Estas consecuencias del síndrome del enemigo crecen a la par con otras huellas de la violencia: el miedo, la desconfianza, la tristeza, y, sobre todo, el odio, devastador como un veneno.

En 1995 el Ministerio de Salud se preocupó y contrató un estudio sobre la salud mental de los colombianos. Al final se comprobó que el 61% de la población presentaba una alta posibilidad de sufrir trastornos mentales. Ese fue el titular con que se presentó el hecho en periódicos y noticieros. Según el estudio, 26 millones de personas habían sido afectadas de alguna manera por una amenaza o un secuestro, algún homicidio, el suicidio de alguien, una muerte natural o accidental. El estudio no tuvo en cuenta otras violencias, como el desempleo, la desintegración familiar, el consumo de droga, el desplazamiento, estafas o extorsiones. Se limitó a la violencia causada por los armados.

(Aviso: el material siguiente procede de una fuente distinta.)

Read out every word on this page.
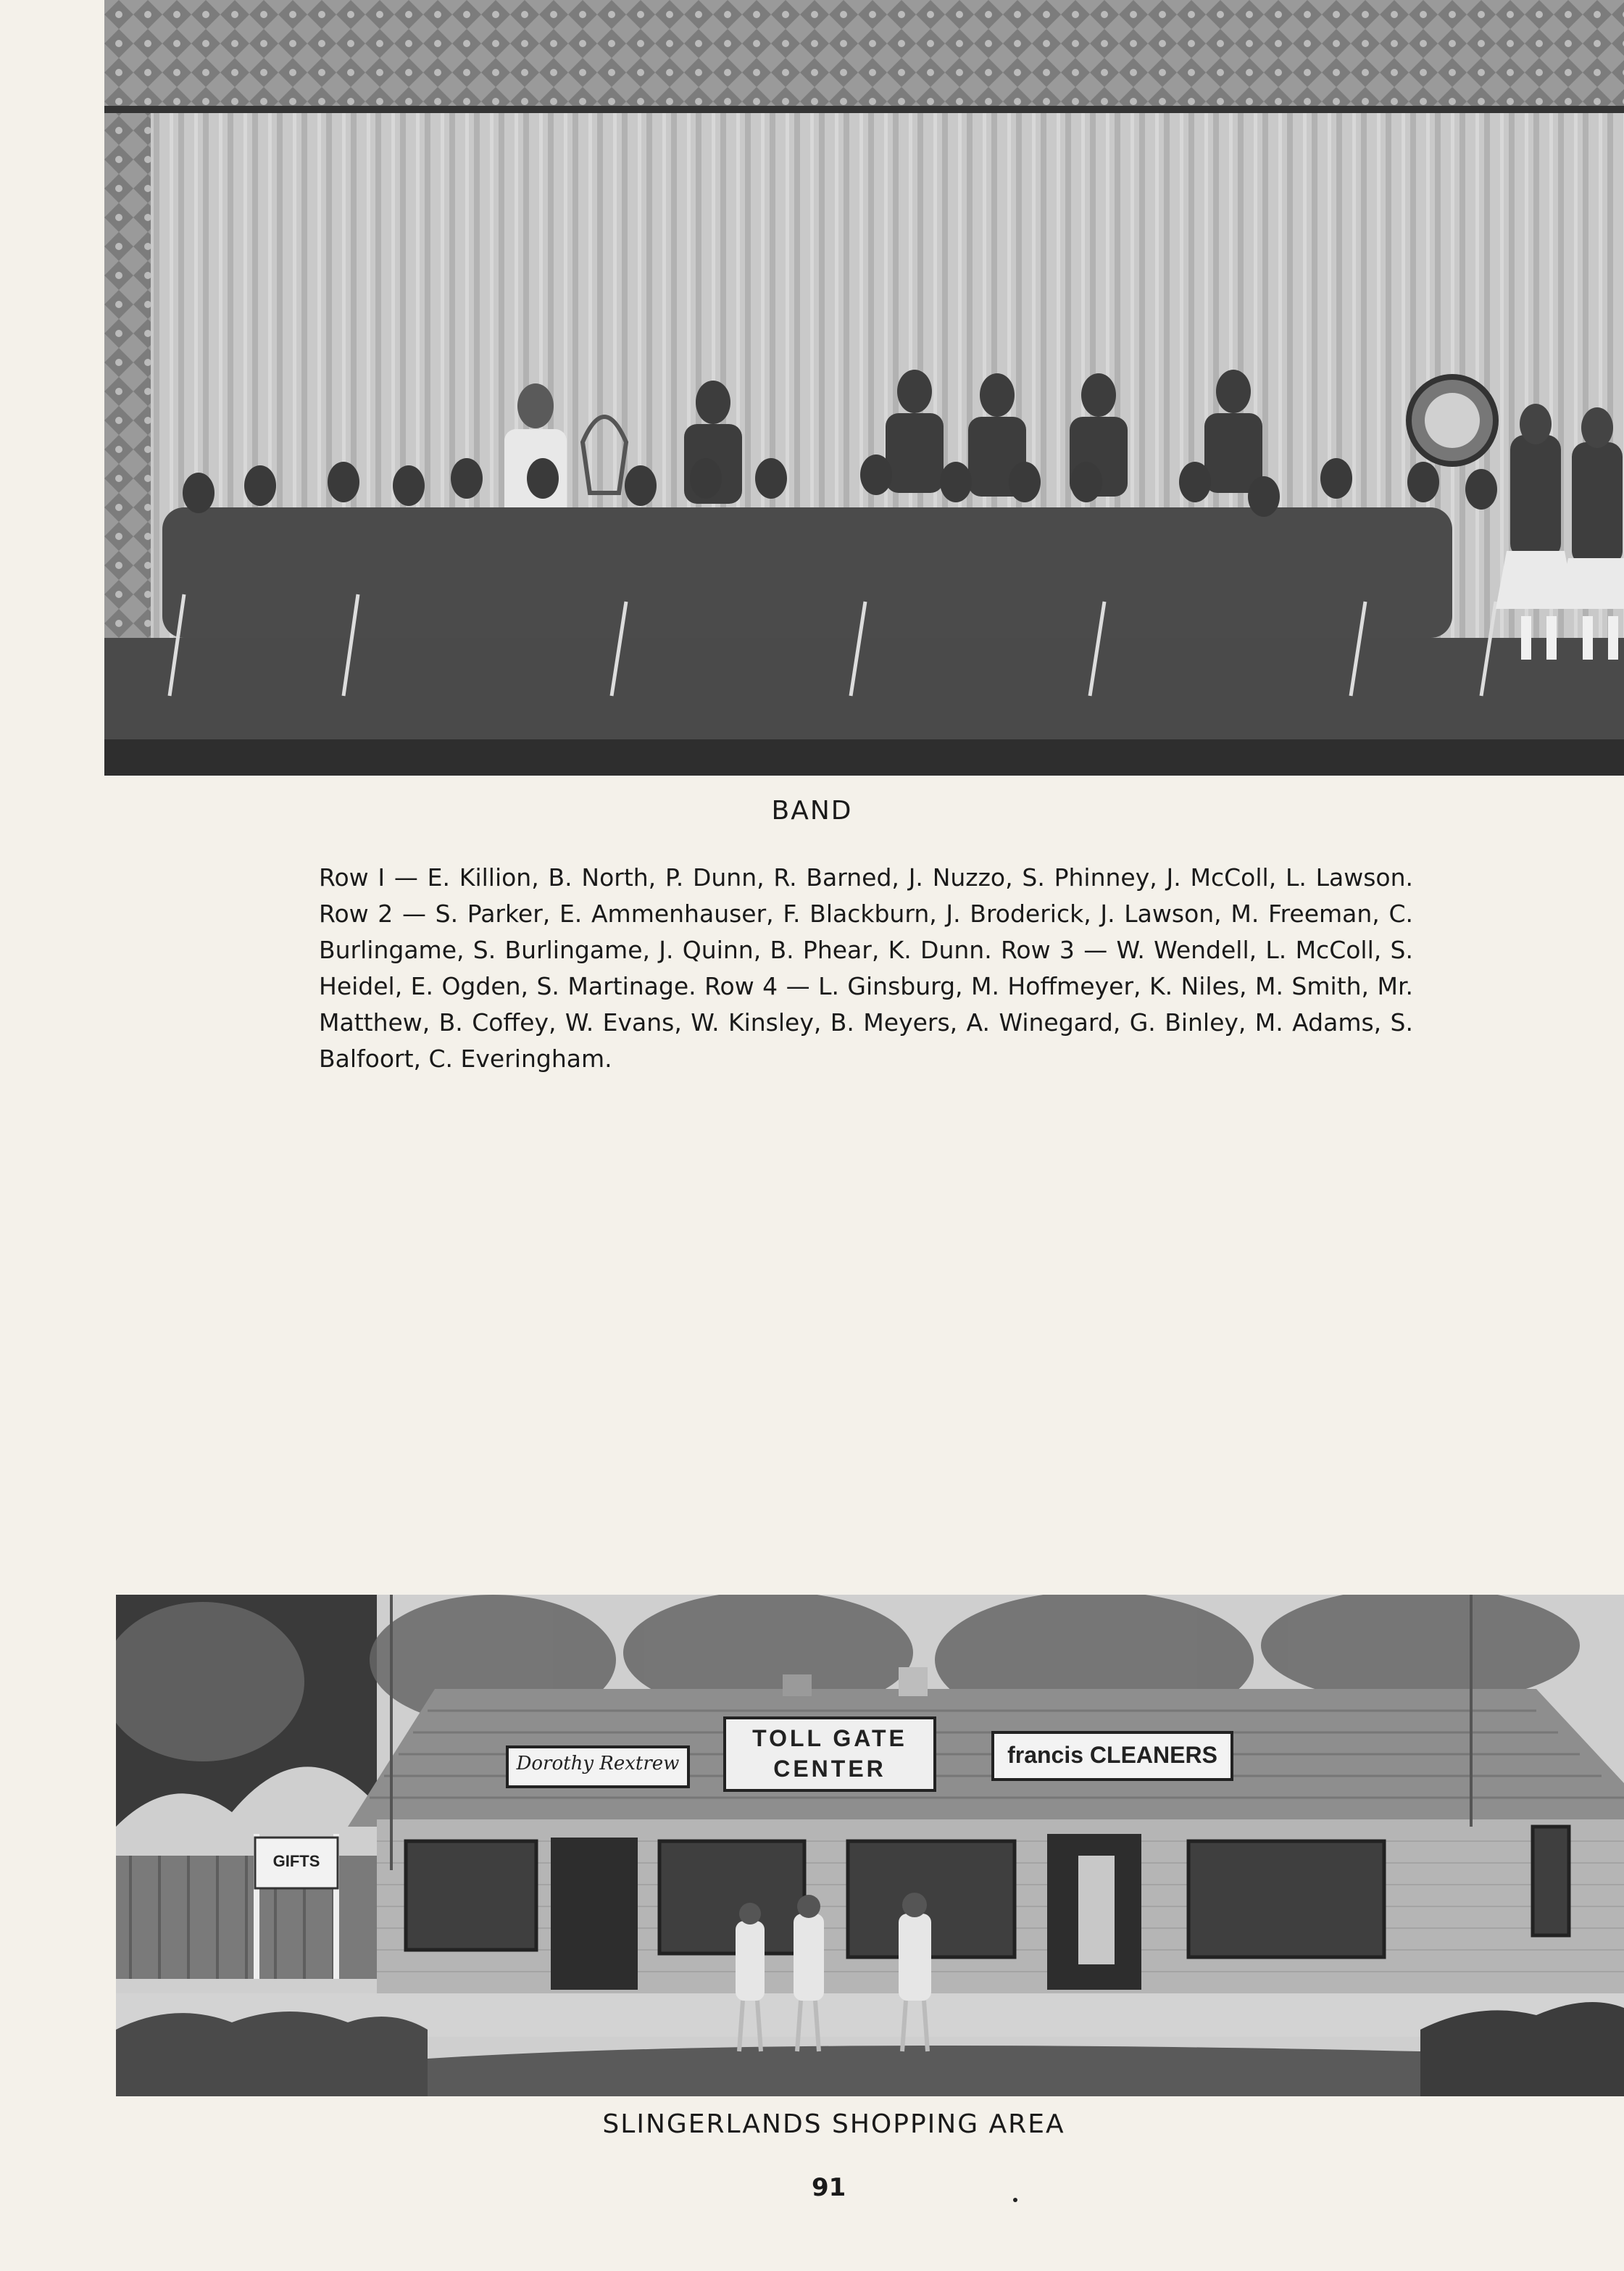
BAND

Row I — E. Killion, B. North, P. Dunn, R. Barned, J. Nuzzo, S. Phinney, J. McColl, L. Lawson. Row 2 — S. Parker, E. Ammenhauser, F. Blackburn, J. Broderick, J. Lawson, M. Freeman, C. Burlingame, S. Burlingame, J. Quinn, B. Phear, K. Dunn. Row 3 — W. Wendell, L. McColl, S. Heidel, E. Ogden, S. Martinage. Row 4 — L. Ginsburg, M. Hoffmeyer, K. Niles, M. Smith, Mr. Matthew, B. Coffey, W. Evans, W. Kinsley, B. Meyers, A. Winegard, G. Binley, M. Adams, S. Balfoort, C. Everingham.

Dorothy Rextrew
TOLL GATE
CENTER
francis CLEANERS
GIFTS
SLINGERLANDS SHOPPING AREA
91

Esa violencia había cambiado el alma de los colombianos. Había rabia en el 24.5% de los encuestados; el 37.7% confesó un estado de desilusión; y el 8.6% mostraba una situación de amargura; sentimientos que afectan físicamente al 19%, y la salud mental del 6.8%.

Una tarea de reconstrucción

colectivoagrarioabyayala

Toda la buena voluntad de los gobernantes apenas si podrá responder a este daño. A ese destrozo interior que ha dejado la guerra tiene que corresponder una operación de reconstrucción interior en la que cada ciudadano tendrá que tomar parte.

La euforia que provocarán unos eventuales acuerdos de paz traerá el peligro de la ilusión colectiva de que aquel éxito político ya será la paz. Y solo estará comenzando una tarea de recuperación desde el odio a la comprensión; desde la intolerancia a la tolerancia; desde la indiferencia a la compasión; desde el rencor y la venganza al perdón. Deberá ser un cambio de tal radicalidad que para los colombianos implicará un cambio de alma.

Cuando se miran esas realidades que convirtieron a Colombia en un país de víctimas, y se propone el reto de responder tanto a la destrucción material e institucional como a la devastación interior de las personas, se comprende que esta deberá ser una acción para hombres y mujeres del espíritu: maestros, escritores, artistas, pastores, periodistas, investigadores, padres de familia, sacerdotes y, especialmente, gente de fe.

De todos ellos espera el país esa tarea sanadora y reconstructora después del paso arrasador del odio y de la destrucción.